Gardner-Webb selected Meru Networks on the basis of its virtual cell
technology, which allows a single radio channel to be used by all
wireless access points; if more capacity is needed, additional channels
can be layered on top. In the micro cell approach used by other WLAN
vendors, no two adjacent access points can be on the same channel, and
three radio channels must be expended to provide a single layer of
wireless coverage.
Meru APs Broadcast at 100 Percent Power; School Gains Extended Coverage Area
"With Meru you get full value for the APs," Johnson said. "With
other vendors you have to mitigate an AP's signal strength because of
potential interference from a neighboring AP on another channel. But
a Meru AP can always be broadcasting at 100 percent power."
The single-channel approach also makes it easy to expand the system,
he added. "We just put new APs where we need more coverage and the
system automatically handles the new load without our having to do any
channel planning. If we eventually fill up the channel we're using,
we can add one or more channel layers on top of it. This basically
guarantees us triple the bandwidth for our future needs – something no
other vendor could offer."
Johnson said the ability to use APs at full signal strength without
interference concerns led to an unanticipated benefit: outdoor
wireless coverage without having to mount access points outdoors.
"We had planned two APs for our Springs Athletic Facility.

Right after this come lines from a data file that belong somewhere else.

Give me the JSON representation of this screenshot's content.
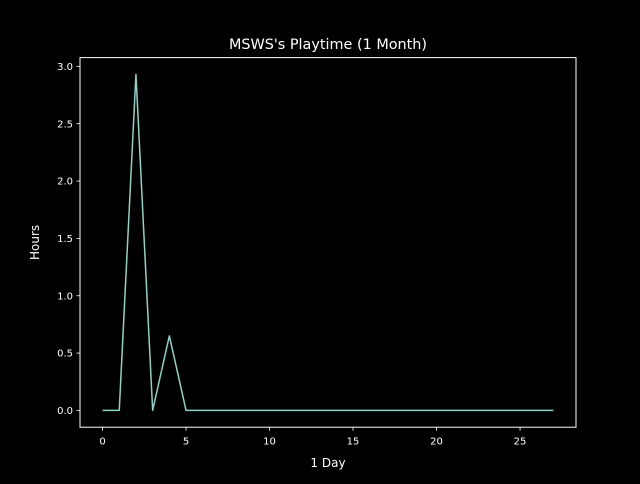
{
  "chart_data": {
    "type": "line",
    "title": "MSWS's Playtime (1 Month)",
    "xlabel": "1 Day",
    "ylabel": "Hours",
    "x": [
      0,
      1,
      2,
      3,
      4,
      5,
      6,
      7,
      8,
      9,
      10,
      11,
      12,
      13,
      14,
      15,
      16,
      17,
      18,
      19,
      20,
      21,
      22,
      23,
      24,
      25,
      26,
      27
    ],
    "series": [
      {
        "values": [
          0,
          0,
          2.93,
          0,
          0.65,
          0,
          0,
          0,
          0,
          0,
          0,
          0,
          0,
          0,
          0,
          0,
          0,
          0,
          0,
          0,
          0,
          0,
          0,
          0,
          0,
          0,
          0,
          0
        ],
        "color": "#8dd3c7"
      }
    ],
    "xlim": [
      -1.35,
      28.35
    ],
    "ylim": [
      -0.1465,
      3.0765
    ],
    "xticks": [
      0,
      5,
      10,
      15,
      20,
      25
    ],
    "xtick_labels": [
      "0",
      "5",
      "10",
      "15",
      "20",
      "25"
    ],
    "yticks": [
      0,
      0.5,
      1.0,
      1.5,
      2.0,
      2.5,
      3.0
    ],
    "ytick_labels": [
      "0.0",
      "0.5",
      "1.0",
      "1.5",
      "2.0",
      "2.5",
      "3.0"
    ],
    "grid": false,
    "legend": "none",
    "background": "#000000",
    "foreground": "#ffffff"
  }
}
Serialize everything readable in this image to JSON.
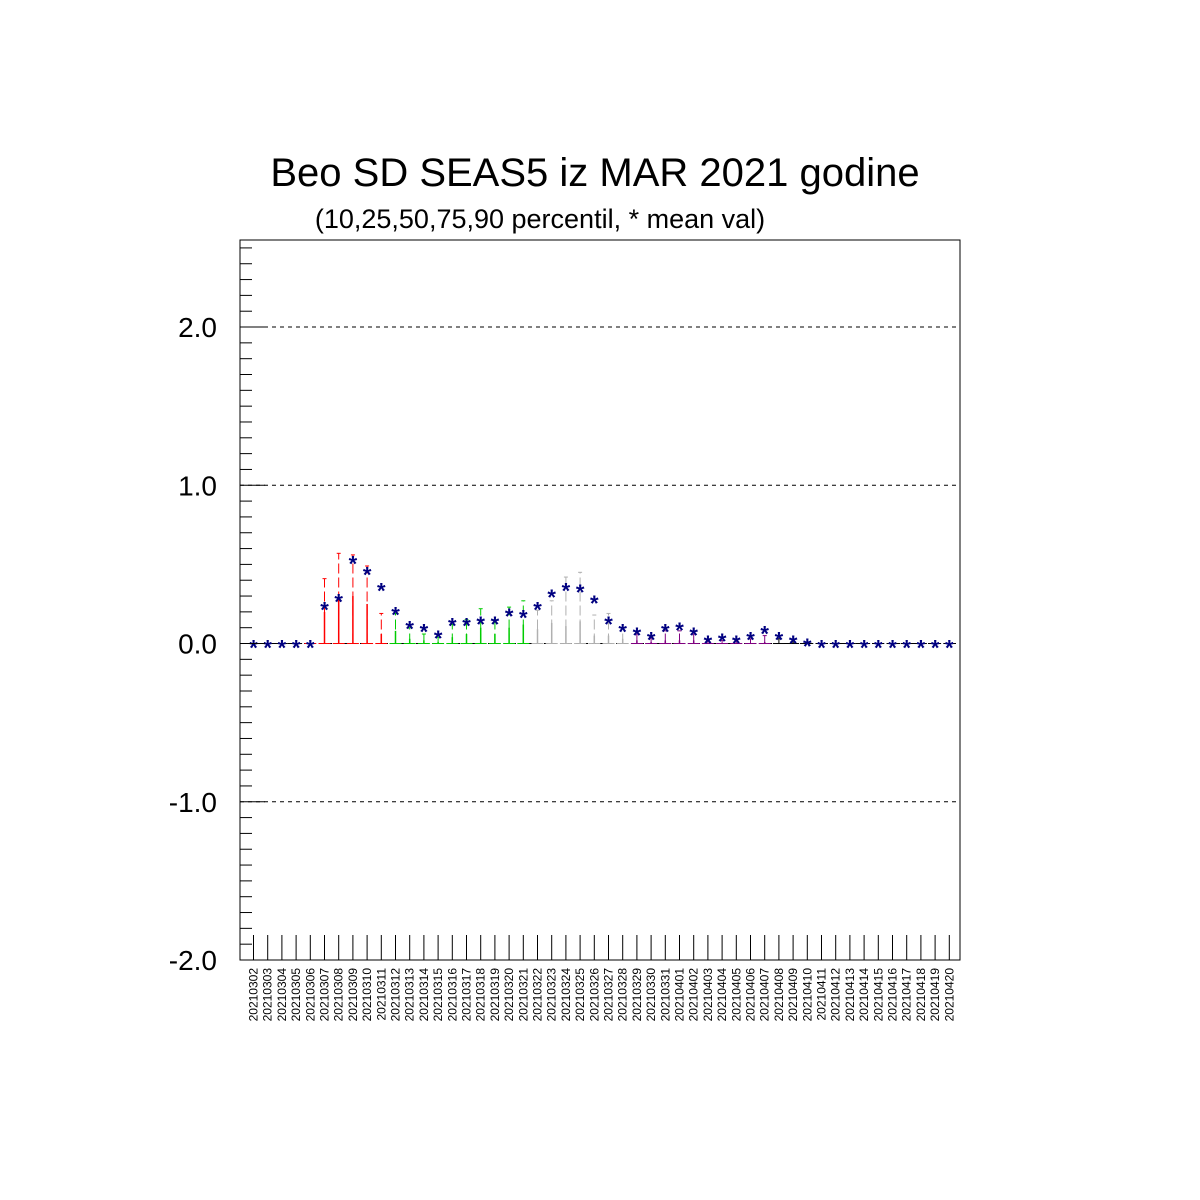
{
  "chart_data": {
    "type": "box-percentile",
    "title": "Beo SD SEAS5 iz MAR 2021 godine",
    "subtitle": "(10,25,50,75,90 percentil, * mean val)",
    "xlabel": "",
    "ylabel": "",
    "ylim": [
      -2.0,
      2.55
    ],
    "yticks": [
      "2.0",
      "1.0",
      "0.0",
      "-1.0",
      "-2.0"
    ],
    "grid": "horizontal dashed at major y ticks",
    "mean_marker": "*",
    "categories": [
      "20210302",
      "20210303",
      "20210304",
      "20210305",
      "20210306",
      "20210307",
      "20210308",
      "20210309",
      "20210310",
      "20210311",
      "20210312",
      "20210313",
      "20210314",
      "20210315",
      "20210316",
      "20210317",
      "20210318",
      "20210319",
      "20210320",
      "20210321",
      "20210322",
      "20210323",
      "20210324",
      "20210325",
      "20210326",
      "20210327",
      "20210328",
      "20210329",
      "20210330",
      "20210331",
      "20210401",
      "20210402",
      "20210403",
      "20210404",
      "20210405",
      "20210406",
      "20210407",
      "20210408",
      "20210409",
      "20210410",
      "20210411",
      "20210412",
      "20210413",
      "20210414",
      "20210415",
      "20210416",
      "20210417",
      "20210418",
      "20210419",
      "20210420"
    ],
    "mean": [
      0.0,
      0.0,
      0.0,
      0.0,
      0.0,
      0.24,
      0.29,
      0.53,
      0.46,
      0.36,
      0.21,
      0.12,
      0.1,
      0.06,
      0.14,
      0.14,
      0.15,
      0.15,
      0.2,
      0.19,
      0.24,
      0.32,
      0.36,
      0.35,
      0.28,
      0.15,
      0.1,
      0.08,
      0.05,
      0.1,
      0.11,
      0.08,
      0.03,
      0.04,
      0.03,
      0.05,
      0.09,
      0.05,
      0.03,
      0.01,
      0.0,
      0.0,
      0.0,
      0.0,
      0.0,
      0.0,
      0.0,
      0.0,
      0.0,
      0.0
    ],
    "p90": [
      0.0,
      0.0,
      0.0,
      0.0,
      0.0,
      0.41,
      0.57,
      0.56,
      0.49,
      0.19,
      0.19,
      0.1,
      0.06,
      0.04,
      0.12,
      0.15,
      0.22,
      0.15,
      0.23,
      0.27,
      0.21,
      0.27,
      0.42,
      0.45,
      0.18,
      0.19,
      0.1,
      0.06,
      0.04,
      0.08,
      0.08,
      0.06,
      0.02,
      0.02,
      0.02,
      0.03,
      0.05,
      0.03,
      0.01,
      0.0,
      0.0,
      0.0,
      0.0,
      0.0,
      0.0,
      0.0,
      0.0,
      0.0,
      0.0,
      0.0
    ],
    "p75": [
      0.0,
      0.0,
      0.0,
      0.0,
      0.0,
      0.2,
      0.3,
      0.3,
      0.25,
      0.06,
      0.08,
      0.03,
      0.02,
      0.01,
      0.04,
      0.06,
      0.1,
      0.06,
      0.1,
      0.12,
      0.09,
      0.13,
      0.11,
      0.14,
      0.05,
      0.05,
      0.03,
      0.02,
      0.01,
      0.02,
      0.02,
      0.02,
      0.0,
      0.0,
      0.0,
      0.0,
      0.01,
      0.0,
      0.0,
      0.0,
      0.0,
      0.0,
      0.0,
      0.0,
      0.0,
      0.0,
      0.0,
      0.0,
      0.0,
      0.0
    ],
    "p50": [
      0.0,
      0.0,
      0.0,
      0.0,
      0.0,
      0.0,
      0.0,
      0.0,
      0.0,
      0.0,
      0.0,
      0.0,
      0.0,
      0.0,
      0.0,
      0.0,
      0.0,
      0.0,
      0.0,
      0.0,
      0.0,
      0.0,
      0.0,
      0.0,
      0.0,
      0.0,
      0.0,
      0.0,
      0.0,
      0.0,
      0.0,
      0.0,
      0.0,
      0.0,
      0.0,
      0.0,
      0.0,
      0.0,
      0.0,
      0.0,
      0.0,
      0.0,
      0.0,
      0.0,
      0.0,
      0.0,
      0.0,
      0.0,
      0.0,
      0.0
    ],
    "p25": [
      0.0,
      0.0,
      0.0,
      0.0,
      0.0,
      0.0,
      0.0,
      0.0,
      0.0,
      0.0,
      0.0,
      0.0,
      0.0,
      0.0,
      0.0,
      0.0,
      0.0,
      0.0,
      0.0,
      0.0,
      0.0,
      0.0,
      0.0,
      0.0,
      0.0,
      0.0,
      0.0,
      0.0,
      0.0,
      0.0,
      0.0,
      0.0,
      0.0,
      0.0,
      0.0,
      0.0,
      0.0,
      0.0,
      0.0,
      0.0,
      0.0,
      0.0,
      0.0,
      0.0,
      0.0,
      0.0,
      0.0,
      0.0,
      0.0,
      0.0
    ],
    "p10": [
      0.0,
      0.0,
      0.0,
      0.0,
      0.0,
      0.0,
      0.0,
      0.0,
      0.0,
      0.0,
      0.0,
      0.0,
      0.0,
      0.0,
      0.0,
      0.0,
      0.0,
      0.0,
      0.0,
      0.0,
      0.0,
      0.0,
      0.0,
      0.0,
      0.0,
      0.0,
      0.0,
      0.0,
      0.0,
      0.0,
      0.0,
      0.0,
      0.0,
      0.0,
      0.0,
      0.0,
      0.0,
      0.0,
      0.0,
      0.0,
      0.0,
      0.0,
      0.0,
      0.0,
      0.0,
      0.0,
      0.0,
      0.0,
      0.0,
      0.0
    ],
    "group_colors": {
      "20210302-20210305": "#000000",
      "20210306-20210311": "#ff0000",
      "20210312-20210321": "#00cc00",
      "20210322-20210328": "#b0b0b0",
      "20210329-20210407": "#800080",
      "20210408-20210420": "#000000"
    },
    "colors": {
      "mean_marker": "#000080",
      "grid": "#000000",
      "axis": "#000000"
    }
  }
}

By
positioning them indoors and at opposite ends of the building and using
directional antennas outside, we're not only getting full coverage
inside the facility but all the way across three athletic fields to our
Softball Complex – nearly 1,000 feet away. That's major green-area
coverage at a very low cost. I can have a crystal-clear conversation
on my Avaya phone that whole distance. Once we get our full grid of
antennas up, you'll be able to start a phone conversation at one end of
campus and not lose coverage all the way to the other end. Laptop
users will be able to do the same thing with SIP phones or softphones."
New Building Cuts Telecom Costs by 90 Percent by Relying on Wireless
A residence hall now under construction will be the first to be
built without telephone lines or Ethernet ports installed in students'
rooms – the only cabling will be for emergency phones. "Using
wireless exclusively will cut our telecom costs by 90 percent for that
dorm," Johnson said. "Students can rely on their cell phones, and
will also have the option of using wireless SIP or H323 phones."
Gardner-Webb uses Bradford Networks' Campus Manager for network
access control, and its ability to interoperate with Meru's WLAN
controllers allows the university to implement identical security
policies across its wired and wireless networks. "Bradford's
integration with Meru provides our front-line security for faculty,
staff, students and visitors who come onto Gardner-Webb's campus," said
Eric Brewton, network engineer. Bradford's policy enforcement
prevents casual users from disrupting a mission-critical activities on
the WLAN by verifying wireless client "clean access" policies and also
provides emergency messaging to the university's wireless population.
In addition to the technology, Gardner-Webb considered the kind of
wireless partner it wanted to work with. "We were looking for a
company where wireless is the core business, not a division or a resold
brand," Johnson said. "They had to understand the concept of
'partnership', and be willing to put their people on campus to get a
deployment off the ground. And the company had to be financially
stable – what good would it do me to buy a 10-year solution if I didn't
think the company would be around for the future? Meru met all these
criteria."
Gardner-Webb's wireless deployment uses about 170 Meru AP320
dual-radio access points, which support the newest 802.11n standard but
are also backward-compatible with earlier 802.11a/b/g standards. A
Meru MC4100 controller provides centralized configuration and
management for all APs on the network.